Franziska Wörle arbeitet im Betrieb mit und plant, diesen nach dem Abschluss ihres FahrzeugtechnikStudiums zu übernehmen. Sie stemmt das Marketing, probiert Rezepte aus und kümmert sich in den Semesterferien um den Verkauf. Ursprünglich war die Saftproduktion das Ziel. Nach vier Jahren hat der Wörle-Hof seine Produktpalette breiter aufgestellt. Einen großen Teil der Beeren holen sich Selbstpflücker frisch vom Feld. Mit der Erweiterung der Anbaufläche kamen Direktsaft und Tee hinzu. Geerntet wurde in diesem Jahr auf vier Hektar. Auf zwei weiteren Hektar wachsen Sträucher, die im nächsten Jahr zur Ernte bereit sind. 4,5 Tonnen erbrachte die diesjährige Ernte. „Die Menge werden wir 2018 mindestens verdoppeln“, so Wörle, der mit dem Ertrag hochzufrieden ist. Für die Erweiterung ist die Kooperation mit einem Landwirt aus Dösingen geplant. Ertrag und Geschmack der Aronia sind wetterabhängig. Zu viel Trockenheit schadet den Früchten, zu wenig Sonne lässt die Beeren nicht genügend süß werden. Der Saft – 2000 Liter abgefüllt in 0,2-Liter-Flaschen – , meinen Wörle und Tochter Franziska, sei 2016 etwas süßer gewesen. Den optimalen Reifegrad zu erwischen, sei eine Kunst, denn wenn die Beeren zu lang am Strauch hängen, vertrocknen sie. Um dem bestmöglichen Zeitpunkt nahe zu kommen, misst Wörle regelmäßig die Grad Öchsle. Sie verraten den Gehalt an Zucker und anderen löslichen Inhaltsstoffen. Jetzt hält Wörle zufrieden eine der kleinen Saftflaschen in den Händen. In der Obstkelterei hat er gerade die ersten Kisten abgeholt und freut sich an Farbe und Konsistenz der dunkelroten Flüssigkeit.

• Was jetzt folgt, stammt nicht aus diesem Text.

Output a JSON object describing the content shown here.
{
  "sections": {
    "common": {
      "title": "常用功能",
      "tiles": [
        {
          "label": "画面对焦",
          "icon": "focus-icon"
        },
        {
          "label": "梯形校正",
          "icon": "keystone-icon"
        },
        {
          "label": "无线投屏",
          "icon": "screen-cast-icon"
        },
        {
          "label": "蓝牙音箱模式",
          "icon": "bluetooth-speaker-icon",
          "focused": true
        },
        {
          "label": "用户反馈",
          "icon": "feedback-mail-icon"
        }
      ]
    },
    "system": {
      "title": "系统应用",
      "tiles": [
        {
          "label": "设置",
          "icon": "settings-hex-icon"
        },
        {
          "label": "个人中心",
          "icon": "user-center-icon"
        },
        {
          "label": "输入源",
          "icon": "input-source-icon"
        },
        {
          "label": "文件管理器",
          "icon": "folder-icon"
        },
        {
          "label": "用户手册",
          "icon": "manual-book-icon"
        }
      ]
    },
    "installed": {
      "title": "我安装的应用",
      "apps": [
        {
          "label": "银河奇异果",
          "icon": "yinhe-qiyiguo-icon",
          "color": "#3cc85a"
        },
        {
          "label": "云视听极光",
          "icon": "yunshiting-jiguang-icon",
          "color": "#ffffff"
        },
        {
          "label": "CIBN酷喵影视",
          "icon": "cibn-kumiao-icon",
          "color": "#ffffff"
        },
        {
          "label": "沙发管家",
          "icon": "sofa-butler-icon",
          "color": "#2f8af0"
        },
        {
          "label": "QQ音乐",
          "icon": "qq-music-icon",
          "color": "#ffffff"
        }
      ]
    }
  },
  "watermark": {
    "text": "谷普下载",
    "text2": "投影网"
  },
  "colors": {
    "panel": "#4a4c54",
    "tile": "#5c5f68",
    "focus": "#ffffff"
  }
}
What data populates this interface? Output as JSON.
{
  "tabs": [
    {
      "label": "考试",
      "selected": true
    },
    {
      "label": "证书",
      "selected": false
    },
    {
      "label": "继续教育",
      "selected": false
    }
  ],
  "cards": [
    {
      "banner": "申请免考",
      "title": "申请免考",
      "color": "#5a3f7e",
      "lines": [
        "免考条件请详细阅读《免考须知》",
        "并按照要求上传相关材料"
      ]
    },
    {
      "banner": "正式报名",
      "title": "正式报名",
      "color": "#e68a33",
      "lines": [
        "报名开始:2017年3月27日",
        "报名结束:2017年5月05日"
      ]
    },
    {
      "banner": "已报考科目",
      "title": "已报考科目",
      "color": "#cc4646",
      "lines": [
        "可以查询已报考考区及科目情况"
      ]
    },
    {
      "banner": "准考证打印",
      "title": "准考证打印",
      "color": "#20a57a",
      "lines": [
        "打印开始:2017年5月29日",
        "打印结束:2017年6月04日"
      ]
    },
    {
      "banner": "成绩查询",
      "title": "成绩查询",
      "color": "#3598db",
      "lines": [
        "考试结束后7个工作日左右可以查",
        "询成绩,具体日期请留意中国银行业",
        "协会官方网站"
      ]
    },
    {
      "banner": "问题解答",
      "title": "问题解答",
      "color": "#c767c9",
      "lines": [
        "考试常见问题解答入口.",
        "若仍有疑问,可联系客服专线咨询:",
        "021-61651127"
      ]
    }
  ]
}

Vermarktet wird Allgäu Aronia auf dem Hof, in Dorfläden der Gegend und beim Safthersteller in Kleinkitzighofen, mit dem die Familie zusammenarbeitet. „Es wird nichts verschickt“, sagt Wörle, „zu unserer Philosophie gehört es, regional zu vermarkten“. Das Einzugsgebiet reicht nach Augsburg und Kempten, zum Ammersee und Richtung Süden bis Füssen. Viele Kunden kommen aus dem Landkreis Landsberg. Es sind Menschen, die sich mit Ernährung beschäftigen und gut über Wirkung und Verwendungsmöglichkeiten der Aroniabeeren informiert sind. Von Ende August bis Ende September pflücken sie die Beeren für Marmelade, Müsli und Salat oder zum Backen. Gerade ist die Bio-Zertifizierung abgeschlossen. Zum Werdegang gehöre ständiges Ausprobieren. Er sei immer noch dabei zu lernen, sagt Wörle, dabei helfe die „saugute Zusammenarbeit mit dem Landwirtschaftsamt“in Kaufbeuren.
Standardmaschinen der hiesigen Landwirtschaft sind für den Aroniahof nicht geeignet. Lange suchte Wörle nach Maschinen zur Arbeitserleichterung. Anfangs hackte die ganze Familie das Unkraut auf den Feldern, heute erledigt er diese Arbeit allein mit einer Maschine in kürzerer Zeit. Geerntet wird mit einer importierten Spezialmaschine.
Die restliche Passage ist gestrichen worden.